With the movie coming out though, I decided to revisit the book, and I'm very glad I did. This time I listened to the audiobook version, which is read by the author, Elizabeth Gilbert. There's a certain luxury to having the author read the story to you. They have the inside scoop on what feelings and thoughts the story is trying to tell and at what time and they are able to pull that into the reading. It's more textured. If I was talking in math terms, it's like going from two axis to three.
Listening to the book this time, I realized that the story wasn't just about pursuing spirituality. It is the story of grief and how loss can force you to look inward and learn more about yourself. It's the story about deciding to fight against depression and winning, as well as accepting that in order to love the world you need to learn to love yourself. It's about learning how to let go of the things that hold you down from progress. Spirituality is an element of the story, but I would say that it's more of a means of moving the story than a full out theme. While the backstory of Elizabeth Gilbert felt darker, I think her climb out of that darkness felt much brighter.
Now I know that I'm not going to be able to do exactly what Elizabeth Gilbert did to make myself better.
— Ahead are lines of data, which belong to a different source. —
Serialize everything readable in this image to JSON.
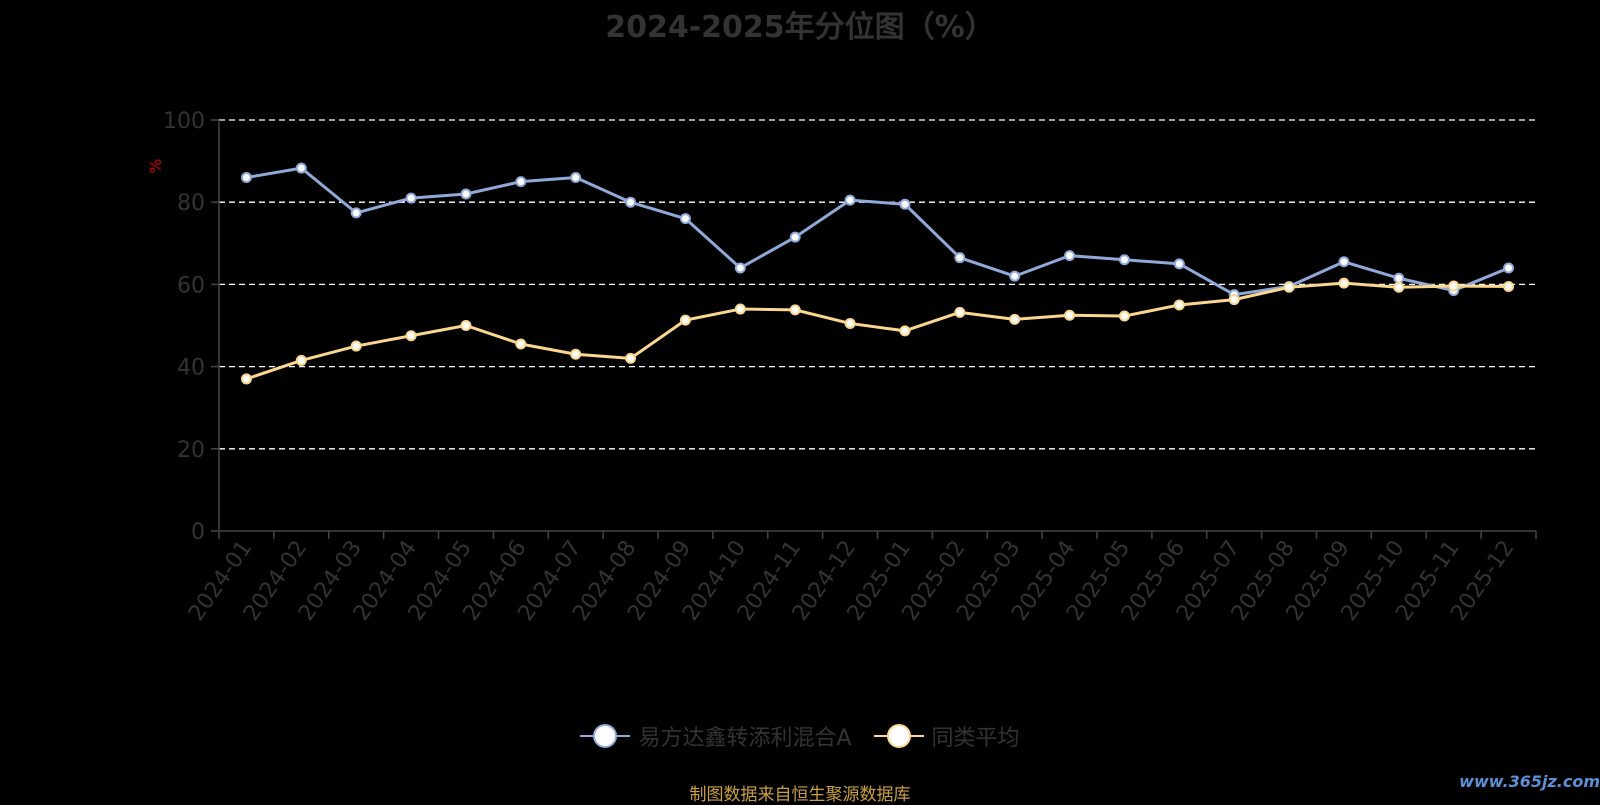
{
  "chart_data": {
    "type": "line",
    "title": "2024-2025年分位图（%）",
    "ylabel": "%",
    "ylim": [
      0,
      100
    ],
    "yticks": [
      0,
      20,
      40,
      60,
      80,
      100
    ],
    "grid": true,
    "legend_position": "bottom-center",
    "categories": [
      "2024-01",
      "2024-02",
      "2024-03",
      "2024-04",
      "2024-05",
      "2024-06",
      "2024-07",
      "2024-08",
      "2024-09",
      "2024-10",
      "2024-11",
      "2024-12",
      "2025-01",
      "2025-02",
      "2025-03",
      "2025-04",
      "2025-05",
      "2025-06",
      "2025-07",
      "2025-08",
      "2025-09",
      "2025-10",
      "2025-11",
      "2025-12"
    ],
    "series": [
      {
        "name": "易方达鑫转添利混合A",
        "color": "#8fa9d8",
        "values": [
          86,
          88.3,
          77.4,
          81,
          82,
          85,
          86,
          80,
          76,
          64,
          71.5,
          80.5,
          79.5,
          66.5,
          62,
          67,
          66,
          65,
          57.5,
          59.5,
          65.5,
          61.5,
          58.5,
          64
        ]
      },
      {
        "name": "同类平均",
        "color": "#fbd68f",
        "values": [
          37,
          41.5,
          45,
          47.5,
          50,
          45.5,
          43,
          42,
          51.3,
          54,
          53.8,
          50.5,
          48.7,
          53.2,
          51.5,
          52.5,
          52.3,
          55,
          56.3,
          59.3,
          60.3,
          59.3,
          59.6,
          59.5
        ]
      }
    ]
  },
  "source_text": "制图数据来自恒生聚源数据库",
  "watermark_text": "www.365jz.com"
}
While I would love to spend 4 months in Italy eating, I can't really picture myself moving there, and then to India, and then to Bali. I need to find my own path - and I think that is what I have been doing for the last year or so. But she does highlight some really useful tools that I think anybody can use. My favorite - writing a petition to God about what you need, and then in your heart make a list about who will sign it. It's remarkable what a big pep squad you have supporting you to be better when you just think about it.
I do recommend this book to people, expecially to people who may feel like they are lost in the dark. It leaves you thinking, and it leaves you with hope. But don't be surprised if the book is nothing like the movie - just enjoy the both of them for what they are.